TRILHA MUSICAL*
Sempre fora passional e musical. Toda situação gerava uma canção. Era algo involuntário. Mais forte do que ele. Isto era muito mais acentuado em se tratando dos seus romances.
Acontece que esta era uma área onde nunca teve muita sorte. Ficando nele sempre uma dúvida cruel. Era a relação que determinava a música ou o inverso?
Como quando ficou apaixonado por uma prostituta do Vale do Anhangabaú. Era um amor inconfessável para todos os que conhecia. O mesmo acontecia do lado dela. O jeito dos dois conviverem com aquilo era reforçando o papel profissional-cliente. Mas naquele quarto fedorento que só cabia uma cama e que compensados faziam o papel de paredes, todos os papéis se desfaziam. E não era apenas o sexo. Riam, brincavam, se acariciavam, conversavam. Depois ficou sabendo que havia um tempo para cada programa. Ela guardava sempre um dinheiro e dizia que ele que dava. Desde a primeira vez que a viu, Vitrines lhe perseguia:-"Eu te vejo sumir por aí. Sua sombra se multiplicar.

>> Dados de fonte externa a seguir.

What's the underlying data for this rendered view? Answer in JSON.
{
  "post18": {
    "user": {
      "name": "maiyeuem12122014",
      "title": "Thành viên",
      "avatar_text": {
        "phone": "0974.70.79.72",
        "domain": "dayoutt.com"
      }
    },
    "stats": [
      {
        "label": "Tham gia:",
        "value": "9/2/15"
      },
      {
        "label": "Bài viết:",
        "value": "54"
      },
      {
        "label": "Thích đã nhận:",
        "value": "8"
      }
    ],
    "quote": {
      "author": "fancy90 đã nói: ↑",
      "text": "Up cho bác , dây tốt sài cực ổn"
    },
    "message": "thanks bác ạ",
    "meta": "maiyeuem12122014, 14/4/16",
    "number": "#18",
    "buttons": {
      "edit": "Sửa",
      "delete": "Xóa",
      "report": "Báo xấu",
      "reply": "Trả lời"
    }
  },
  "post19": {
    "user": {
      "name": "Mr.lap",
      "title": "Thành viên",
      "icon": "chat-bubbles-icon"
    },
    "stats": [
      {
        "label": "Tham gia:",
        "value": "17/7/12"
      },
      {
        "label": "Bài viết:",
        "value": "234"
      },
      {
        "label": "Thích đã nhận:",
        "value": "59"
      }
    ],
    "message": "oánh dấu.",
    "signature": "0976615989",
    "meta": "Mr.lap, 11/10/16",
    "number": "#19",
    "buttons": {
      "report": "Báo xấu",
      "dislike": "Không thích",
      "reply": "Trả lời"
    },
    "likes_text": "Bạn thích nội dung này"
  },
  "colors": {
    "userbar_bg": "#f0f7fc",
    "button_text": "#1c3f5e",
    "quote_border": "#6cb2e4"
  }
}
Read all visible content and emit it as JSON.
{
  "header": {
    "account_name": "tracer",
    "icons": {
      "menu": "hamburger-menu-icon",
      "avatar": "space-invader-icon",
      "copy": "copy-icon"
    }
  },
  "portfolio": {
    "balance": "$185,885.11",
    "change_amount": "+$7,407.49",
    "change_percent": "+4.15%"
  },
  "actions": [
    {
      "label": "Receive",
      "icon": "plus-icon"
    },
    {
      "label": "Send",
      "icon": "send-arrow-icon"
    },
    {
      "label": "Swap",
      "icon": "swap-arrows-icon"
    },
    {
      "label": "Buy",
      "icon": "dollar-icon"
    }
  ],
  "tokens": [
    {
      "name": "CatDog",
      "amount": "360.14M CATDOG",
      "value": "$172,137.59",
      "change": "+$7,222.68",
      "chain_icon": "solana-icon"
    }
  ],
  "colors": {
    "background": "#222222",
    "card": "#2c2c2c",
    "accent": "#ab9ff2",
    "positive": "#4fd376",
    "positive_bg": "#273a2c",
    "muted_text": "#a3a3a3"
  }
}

Nos teus olhos também posso ver. As vitrines te vendo passar." Aproveitando-se de que ela tinha mais de 4 graus de miopia, ficava horas lhe observando de longe. Vendo seu subir e descer do "hotel". Encostada no muro junto com suas colegas, se destacava como uma rosa entre azaleias. Sentado ao lado de uma barraquinha de espetinhos de carne, ouvia o Falcão lhe fazer um show exclusivo nos ouvidos:-"Um coração de frango, trespassado pelo espeto do ciúme. Um coração de frango, vai ardendo na chama da paixão."
Realmente a via quando passeava pelas ruas do Centro. Pois a seguia. Um dia arranjou um encontro "sem querer" no Largo do Paissandú. Acabaram passando o final da tarde e a noite juntos. Seu olhar de manhã parecia o de uma policial. Ficou-o encarando por mais de meia hora. Os longos cabelos pintados de ruivo em desalinho. A pele branca em um corpo generoso em todas as suas formas. Era demais para a rua. Era demais para ele.
-"Porquê você não trabalha em um lugar melhor?"
-"Você me ama?"- a crueza da pergunta o deixou atônito.
-"Eu, eu, eu gosto muito de você."
-"Você me ama?"-o tom trazia quase uma súplica.
-"Eu não sei, Bê. Eu não sei..."- Maria Bethânia era o nome verdadeiro dela. Ela ficou ali, simplesmente parada. Olhando para ele. A face como a de uma esfinge. Sem aviso lhe lascou um beijo longo e apaixonado. Uma semana depois quando foi procurá-la não estava lá. As colegas disseram que tinha voltado para o Ceará. Durante anos passou por ali. Nunca mais a viu. Nelson Gonçalves lhe recriminando:-"Hoje confesso, com dessabor. Que não sabia, nem conhecia, o amor."
Este foi o mais dolorido. Mas via de regra saia de seus relacionamentos machucado. Depois de um tempo, sempre que se percebia a gostar de alguém, Elis vinha em seu socorro:-"Já conheço os passos dessa estrada, sei que não vai dar em nada. Seu segredo eu sei de cor." Resignou-se com sua solidão. Com o tempo se tornou amigo dela. E um dia sem querer, percebeu que fez as pazes com seu passado. Cantava feliz:-"Hoje é o dia, eu quase posso tocar o silêncio. A casa, vazia. Só as coisas que você não quis, me fazem companhia. Eu fico a vontade com a sua ausência. Eu já me acostumei a esquecer."